Kein automatisches Erlöschen der Betriebserlaubnis bei "Showbeleuchtung" eines Sattelzugs

Das Anbringen von 110 zusätzlichen LED-Leuchten mit gesondertem Stromkreis an einem Lastkraftwagen führt nicht zwingend dazu, dass die Betriebserlaubnis gemäß § 19 Abs. 2 Nr. 2 StVZO erlischt. Dies hat das Oberlandesgericht Zweibrücken in einem Bußgeldverfahren entschieden. Vielmehr müsse festgestellt werden, dass die Beleuchtung eine Gefährdung anderer Verkehrsteilnehmer erwarten lässt.

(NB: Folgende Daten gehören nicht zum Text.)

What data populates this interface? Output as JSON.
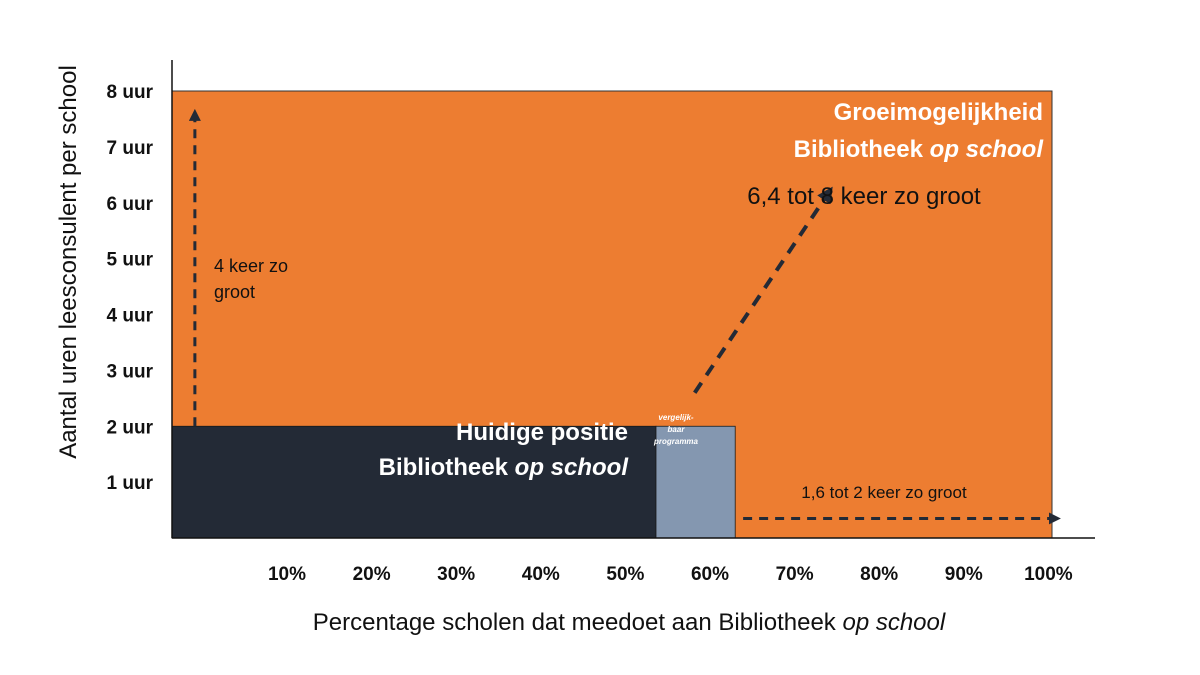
{
  "chart_data": {
    "type": "area",
    "xlabel": "Percentage scholen dat meedoet aan Bibliotheek",
    "xlabel_italic": "op school",
    "ylabel": "Aantal uren leesconsulent per school",
    "x_ticks": [
      "10%",
      "20%",
      "30%",
      "40%",
      "50%",
      "60%",
      "70%",
      "80%",
      "90%",
      "100%"
    ],
    "y_ticks": [
      "1 uur",
      "2 uur",
      "3 uur",
      "4 uur",
      "5 uur",
      "6 uur",
      "7 uur",
      "8 uur"
    ],
    "xlim": [
      0,
      100
    ],
    "ylim": [
      0,
      8
    ],
    "regions": [
      {
        "name": "Groeimogelijkheid",
        "x": [
          0,
          100
        ],
        "y": [
          0,
          8
        ],
        "color": "#ED7D31"
      },
      {
        "name": "Huidige positie",
        "x": [
          0,
          55
        ],
        "y": [
          0,
          2
        ],
        "color": "#232A36"
      },
      {
        "name": "vergelijkbaar programma",
        "x": [
          55,
          64
        ],
        "y": [
          0,
          2
        ],
        "color": "#8497B0"
      }
    ],
    "arrows": [
      {
        "from": [
          2.6,
          2.0
        ],
        "to": [
          2.6,
          7.6
        ]
      },
      {
        "from": [
          59.4,
          2.6
        ],
        "to": [
          74.7,
          6.2
        ]
      },
      {
        "from": [
          64.9,
          0.35
        ],
        "to": [
          100.5,
          0.35
        ]
      }
    ]
  },
  "labels": {
    "growth_line1": "Groeimogelijkheid",
    "growth_line2_main": "Bibliotheek",
    "growth_line2_italic": "op school",
    "current_line1": "Huidige positie",
    "current_line2_main": "Bibliotheek",
    "current_line2_italic": "op school",
    "comparable_line1": "vergelijk-",
    "comparable_line2": "baar",
    "comparable_line3": "programma",
    "vertical_arrow_line1": "4 keer zo",
    "vertical_arrow_line2": "groot",
    "diagonal_arrow": "6,4 tot 8 keer zo groot",
    "horizontal_arrow": "1,6 tot 2 keer zo groot"
  },
  "colors": {
    "growth": "#ED7D31",
    "current": "#232A36",
    "comparable": "#8497B0",
    "arrow": "#232A36"
  }
}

Bußgeld wegen "Showbeleuchtung" an Sattelzug verhängt

Der Betroffene hatte an seiner Sattelzugmaschine mehr als 110 zusätzliche LED-Leuchteinheiten – gesondert schaltbar durch einen eigenen Stromkreis – angebracht. Die Zusatzbeleuchtung diente der Verwendung des Fahrzeugs bei einer Showveranstaltung. Diese Beleuchtung war während einer Fahrt in den Abendstunden im September 2020 auf der BAB 6 eingeschaltet, weshalb die Polizei den Mann anhielt und kontrollierte. Da die Polizei davon ausging, dass die Betriebserlaubnis durch die Zusatzbeleuchtung erloschen war, leitete sie ein Bußgeldverfahren ein. Das Amtsgericht Landstuhl verurteilte den Fahrzeugführer daraufhin wegen der vorsätzlichen Inbetriebnahme eines LKW trotz erloschener Betriebserlaubnis zu einer Geldbuße von 360 Euro. Dagegen legte der Betroffene Rechtsbeschwerde ein.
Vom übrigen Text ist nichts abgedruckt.